In some of my last-minute preparations before “Writing for the Social Sciences” begins Monday evening at CWE, I am now Googling the phrase ’student blogs’ and ‘course blogs.’ Somehow Editor Kate seemed to read my last blog as saying I would be doing a course blog…when I in fact said the opposite. Kate! Was that some kind of reverse psychology? It may have worked.
After having looked more carefully at the text I’m using (Ways of Reading), and thinking that I will probably require at least one single-spaced page of writing for students per week, and in remembering WAC advice to demand drafts drafts drafts, I thought, now this could provide nice material for blogs. And for student directed conversation. I’m going to try it. Why not? So forget what I said in my last post. There will be a course blog. Just one blog I think though, that everyone will have access to if my relatively low-tech self can manage that.
So my plan for the first assignment using the blog will be that students will post with initial thoughts for their upcoming writing assignment, or with responses to their first reading of the required essays. They will have the option to post their own comments, or to respond to someone else’s. I do not plan to grade this other than as a checkmark sort of thing.
Here is some of what I’ve come across through Google…
“Using Blogs to Teach Philosophy“, Academic Commons at The Center for Teaching and Learning, Wabash College
Internet & Society Course, Northwestern University
COMM 3344: Games for the web (Interactive multimedia) Spring 2005, Trinity University
Creating a Writing Course Utilizing Class and Student Blogs, Ritsumeikan University, Tokyo, Japan
And, last from my cautious self, an article from the Student Life publication at Washington University in St. Louis on the question of security risks and student blogs.

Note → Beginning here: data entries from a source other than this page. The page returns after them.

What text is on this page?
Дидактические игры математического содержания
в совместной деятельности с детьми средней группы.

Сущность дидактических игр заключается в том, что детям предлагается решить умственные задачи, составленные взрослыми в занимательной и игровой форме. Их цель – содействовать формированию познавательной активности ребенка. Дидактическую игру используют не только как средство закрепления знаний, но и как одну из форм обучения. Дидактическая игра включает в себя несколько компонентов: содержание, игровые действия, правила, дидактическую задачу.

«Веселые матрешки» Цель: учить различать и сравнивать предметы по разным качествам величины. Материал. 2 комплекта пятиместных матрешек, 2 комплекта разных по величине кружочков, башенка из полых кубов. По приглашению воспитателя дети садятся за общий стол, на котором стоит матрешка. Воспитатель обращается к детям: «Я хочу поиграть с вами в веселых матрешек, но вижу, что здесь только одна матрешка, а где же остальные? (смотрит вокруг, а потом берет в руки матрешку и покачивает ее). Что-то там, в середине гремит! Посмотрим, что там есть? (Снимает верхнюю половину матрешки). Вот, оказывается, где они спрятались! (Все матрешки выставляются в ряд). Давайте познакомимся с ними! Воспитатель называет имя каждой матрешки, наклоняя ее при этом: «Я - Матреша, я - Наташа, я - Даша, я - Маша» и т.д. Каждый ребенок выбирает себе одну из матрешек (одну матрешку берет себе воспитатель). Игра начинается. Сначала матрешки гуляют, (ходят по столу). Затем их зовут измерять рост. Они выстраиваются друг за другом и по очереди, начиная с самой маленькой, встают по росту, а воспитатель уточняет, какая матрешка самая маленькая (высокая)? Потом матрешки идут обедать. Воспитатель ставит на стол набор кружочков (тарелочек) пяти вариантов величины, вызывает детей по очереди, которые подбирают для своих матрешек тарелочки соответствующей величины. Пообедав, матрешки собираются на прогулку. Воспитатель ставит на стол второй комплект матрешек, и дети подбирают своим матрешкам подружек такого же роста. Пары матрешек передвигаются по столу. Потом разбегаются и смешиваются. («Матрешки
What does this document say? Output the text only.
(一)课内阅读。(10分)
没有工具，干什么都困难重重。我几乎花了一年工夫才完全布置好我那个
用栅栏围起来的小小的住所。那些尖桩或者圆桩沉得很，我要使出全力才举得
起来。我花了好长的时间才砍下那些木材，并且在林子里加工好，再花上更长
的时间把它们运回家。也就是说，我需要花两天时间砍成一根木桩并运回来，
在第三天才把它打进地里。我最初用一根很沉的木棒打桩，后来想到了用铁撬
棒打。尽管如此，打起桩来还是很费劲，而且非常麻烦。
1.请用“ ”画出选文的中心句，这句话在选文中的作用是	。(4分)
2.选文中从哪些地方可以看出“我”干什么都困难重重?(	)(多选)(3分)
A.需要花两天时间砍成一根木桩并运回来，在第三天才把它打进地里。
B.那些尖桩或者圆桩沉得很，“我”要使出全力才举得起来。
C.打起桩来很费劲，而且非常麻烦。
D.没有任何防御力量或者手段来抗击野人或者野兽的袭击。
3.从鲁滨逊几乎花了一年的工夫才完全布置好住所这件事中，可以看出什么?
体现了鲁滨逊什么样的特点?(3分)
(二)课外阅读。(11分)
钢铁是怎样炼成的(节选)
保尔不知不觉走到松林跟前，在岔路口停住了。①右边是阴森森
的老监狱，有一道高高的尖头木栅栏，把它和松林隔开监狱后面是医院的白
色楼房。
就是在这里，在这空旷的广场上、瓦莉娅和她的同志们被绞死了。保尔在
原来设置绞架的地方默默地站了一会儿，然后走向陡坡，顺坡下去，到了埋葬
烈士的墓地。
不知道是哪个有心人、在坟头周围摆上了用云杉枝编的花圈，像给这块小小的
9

I’m also considering using a blog with one of my 9th grade classes. Some of the questions that I ask myself is: why? what is it about the medium of blogging that makes it a good tool to use with my students? what will blogging accomplish that plain old paper and pen can’t?
one of my answers is that with blogging, there is the ability for students to get instant feedback on their posts, both from their classmates and the internet at large.
another question is logistics…blogging at the high school level is a little more complicated than at the college level since there are issues of accessaibility. i’m confident it will work out, though!